In small groups, appoint a note-taker and someone who will be responsible for sharing what you discussed with the whole group.
Below are some questions to consider when looking through this activity. Remember, you can click on any image to zoom in.
Allegories of America
Take a look at this first photograph by Richard Swanson, depicting Estonian refugees being welcomed to the United States.
1) Take a moment and look at the photograph. What do you see? Write out everything you see.
2) What elements of the photograph convey to you what’s happening/what’s being depicted in the image?
3) How are Americans portrayed? How are Estonians portrayed? How do you know?
4) What is this photographer trying to say about America?
Now take a look at this collage by Ida Abelman.
1) What do you see?
2) Who and what are the figures being represented? How do you know?
3) What is this piece trying to say about America and immigration?
Lastly is this image by Doug Webb, called “Liberty Renewed.”
1) What do you see?
2) What is the purpose of including the Statue of Liberty? What is the significance of the bathtub?
3) What is this image saying about America, immigration, and liberty? How is liberty renewed and at what cost?
4) What are the similarities and differences in how the three images depict America?
Photography and Documentary
Take a few moments and look through the images from Danny Lyons’s “Conversations with the Dead.”
1) What do you see?
2) What is unexpected about these images?

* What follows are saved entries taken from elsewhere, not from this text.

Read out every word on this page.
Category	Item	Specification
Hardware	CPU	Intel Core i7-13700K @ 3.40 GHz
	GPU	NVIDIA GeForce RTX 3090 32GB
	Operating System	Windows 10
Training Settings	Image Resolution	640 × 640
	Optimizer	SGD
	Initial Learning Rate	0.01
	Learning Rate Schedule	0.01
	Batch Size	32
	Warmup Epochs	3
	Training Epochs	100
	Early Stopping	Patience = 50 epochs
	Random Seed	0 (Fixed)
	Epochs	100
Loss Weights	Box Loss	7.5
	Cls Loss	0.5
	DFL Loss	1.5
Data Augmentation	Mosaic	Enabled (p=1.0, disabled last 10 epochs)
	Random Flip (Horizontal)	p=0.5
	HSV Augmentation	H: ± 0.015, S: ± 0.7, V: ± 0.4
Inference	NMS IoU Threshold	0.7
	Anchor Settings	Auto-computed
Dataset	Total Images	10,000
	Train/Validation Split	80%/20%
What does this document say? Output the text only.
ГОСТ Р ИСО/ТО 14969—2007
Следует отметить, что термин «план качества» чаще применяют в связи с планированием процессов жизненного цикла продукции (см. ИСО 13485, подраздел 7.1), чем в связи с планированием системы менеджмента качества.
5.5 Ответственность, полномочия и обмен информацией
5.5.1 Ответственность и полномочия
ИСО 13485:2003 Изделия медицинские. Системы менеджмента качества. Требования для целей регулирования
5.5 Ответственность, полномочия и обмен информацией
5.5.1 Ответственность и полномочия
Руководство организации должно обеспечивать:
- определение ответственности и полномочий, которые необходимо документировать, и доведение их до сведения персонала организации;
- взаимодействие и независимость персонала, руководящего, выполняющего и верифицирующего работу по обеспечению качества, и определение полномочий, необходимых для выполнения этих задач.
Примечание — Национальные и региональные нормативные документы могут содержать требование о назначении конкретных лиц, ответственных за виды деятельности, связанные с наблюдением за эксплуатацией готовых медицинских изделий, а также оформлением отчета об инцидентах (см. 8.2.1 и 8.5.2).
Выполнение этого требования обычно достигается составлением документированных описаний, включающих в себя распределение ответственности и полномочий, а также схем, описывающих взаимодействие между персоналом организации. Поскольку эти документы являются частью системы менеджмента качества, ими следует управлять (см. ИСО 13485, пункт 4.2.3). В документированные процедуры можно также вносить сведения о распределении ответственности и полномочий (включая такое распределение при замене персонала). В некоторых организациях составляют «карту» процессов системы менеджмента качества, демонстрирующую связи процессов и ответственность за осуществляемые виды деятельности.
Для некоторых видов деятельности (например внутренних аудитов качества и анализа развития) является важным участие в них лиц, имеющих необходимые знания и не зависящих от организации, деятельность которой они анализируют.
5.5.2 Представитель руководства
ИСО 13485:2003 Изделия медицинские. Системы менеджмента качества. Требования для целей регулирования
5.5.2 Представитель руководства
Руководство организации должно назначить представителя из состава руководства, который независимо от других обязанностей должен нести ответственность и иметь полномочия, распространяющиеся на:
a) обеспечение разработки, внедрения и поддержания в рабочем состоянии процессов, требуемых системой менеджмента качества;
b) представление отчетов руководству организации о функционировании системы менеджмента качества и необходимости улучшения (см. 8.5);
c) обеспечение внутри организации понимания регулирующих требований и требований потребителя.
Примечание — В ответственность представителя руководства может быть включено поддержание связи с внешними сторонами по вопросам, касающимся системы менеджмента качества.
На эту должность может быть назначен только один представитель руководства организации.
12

3) How do these photographs serve as documentary representations of prisons? What is similar or different to how prisons and incarceration is usually presented?
4) What do you think Lyons is trying to say with these images?
Look at “Flags,” by Joanne Leonard.
1) What do you see on the left side of the image? On the right?
2) What is the significance of putting these two images next to each other? What is the significance of putting them on/in a book?
3)What is different about each of these images? How do they present similar or different images of America?
Look at Joel Meyerowitz’s photograph, “New Mexico.”
1) What do you see?
2) What is unexpected about the image? How does Meyerowitz use irony?
3) Is this a documentary photograph? If so, what is it documenting? If not, then why not? What is Meyerowitz trying to say?